Deze motie is voorgesteld door de leden Ypma, Grashoff, Van Meenen en Voordewind. Naar mij blijkt, wordt de indiening ervan voldoende ondersteund. 

Zij krijgt nr. 7 (34334). 

Ik kijk of de staatssecretaris direct kan antwoorden. Dat is het geval. Het woord is aan de staatssecretaris. 

Staatssecretaris Dekker:

Voorzitter. Ik wil de commissie bedanken voor de goede discussie die wij hebben gehad over de opvang van vluchtelingenkinderen en het verzorgen van goed onderwijs. Ik deel wat mevrouw Ypma in haar motie heeft verwoord, namelijk dat iedereen die hier zijn schouders onder zet om dit op een zo goed mogelijke manier te doen, of het nu gaat om gemeenten, schoolbesturen of mensen van mijn ministerie, van V en J of van het COA, een groot compliment verdient. Het heeft immers nogal wat voeten in de aarde als je plotseling nieuw onderwijs uit de grond moet stampen voor deze aantallen vluchtelingen waar wij op dit moment mee te maken krijgen. Ik zie dat dit gelukkig steeds beter lukt. 

Er zijn twee vragen gesteld. De heer Grashoff vroeg hoe het zit met de uitvoering van de motie-Voordewind/Voortman over het beperken van verhuisbewegingen. Ik ben hierover in gesprek met mijn collega van V en J. Naast onderwijs zijn er ook andere redenen waarom het goed is om verhuisbewegingen wat te beperken. De doorbraak die wij twee weken terug bij het bestuursakkoord hebben gerealiseerd samen met gemeenten en provincies — dat is juist gericht op het realiseren van meer permanente opvang voor vluchtelingen in gemeenten — zal hier enorm bij helpen. Het staat bij ons helder op het netvlies. 

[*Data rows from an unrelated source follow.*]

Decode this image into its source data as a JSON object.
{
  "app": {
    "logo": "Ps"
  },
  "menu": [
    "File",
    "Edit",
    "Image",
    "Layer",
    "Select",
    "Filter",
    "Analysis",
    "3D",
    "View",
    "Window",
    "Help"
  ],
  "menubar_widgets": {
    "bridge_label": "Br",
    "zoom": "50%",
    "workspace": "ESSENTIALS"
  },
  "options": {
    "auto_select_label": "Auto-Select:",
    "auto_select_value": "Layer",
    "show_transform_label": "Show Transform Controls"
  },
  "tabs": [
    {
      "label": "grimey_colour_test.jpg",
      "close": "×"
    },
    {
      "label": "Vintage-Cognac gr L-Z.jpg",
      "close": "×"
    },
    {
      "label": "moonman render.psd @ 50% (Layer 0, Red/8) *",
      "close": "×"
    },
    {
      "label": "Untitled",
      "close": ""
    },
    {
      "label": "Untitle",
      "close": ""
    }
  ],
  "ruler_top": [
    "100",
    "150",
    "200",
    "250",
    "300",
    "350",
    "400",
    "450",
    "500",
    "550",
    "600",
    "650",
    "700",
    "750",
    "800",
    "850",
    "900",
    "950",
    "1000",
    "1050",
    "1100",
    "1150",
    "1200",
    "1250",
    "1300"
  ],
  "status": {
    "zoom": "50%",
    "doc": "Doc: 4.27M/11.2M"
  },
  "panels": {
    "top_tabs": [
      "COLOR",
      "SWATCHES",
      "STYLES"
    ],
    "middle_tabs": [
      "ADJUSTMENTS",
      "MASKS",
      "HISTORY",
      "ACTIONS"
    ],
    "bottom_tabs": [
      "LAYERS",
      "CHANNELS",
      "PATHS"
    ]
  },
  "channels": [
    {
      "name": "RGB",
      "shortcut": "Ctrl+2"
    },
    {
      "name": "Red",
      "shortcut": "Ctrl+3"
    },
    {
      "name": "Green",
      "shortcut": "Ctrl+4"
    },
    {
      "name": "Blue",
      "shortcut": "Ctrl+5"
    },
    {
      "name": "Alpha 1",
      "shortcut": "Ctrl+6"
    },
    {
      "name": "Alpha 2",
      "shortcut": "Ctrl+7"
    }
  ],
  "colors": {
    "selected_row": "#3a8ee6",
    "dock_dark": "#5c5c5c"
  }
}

De heer Van Meenen bedankt voor de toezegging over voorfinanciering. Ik denk niet dat het bij heel veel schoolbesturen zal spelen, maar waar dat wel het geval is, ben ik absoluut bereid om in te springen en enige vorm van maatwerk te bieden. Ik zal ervoor zorgen dat dit ook in onze communicatie aan scholen steeds helder is. 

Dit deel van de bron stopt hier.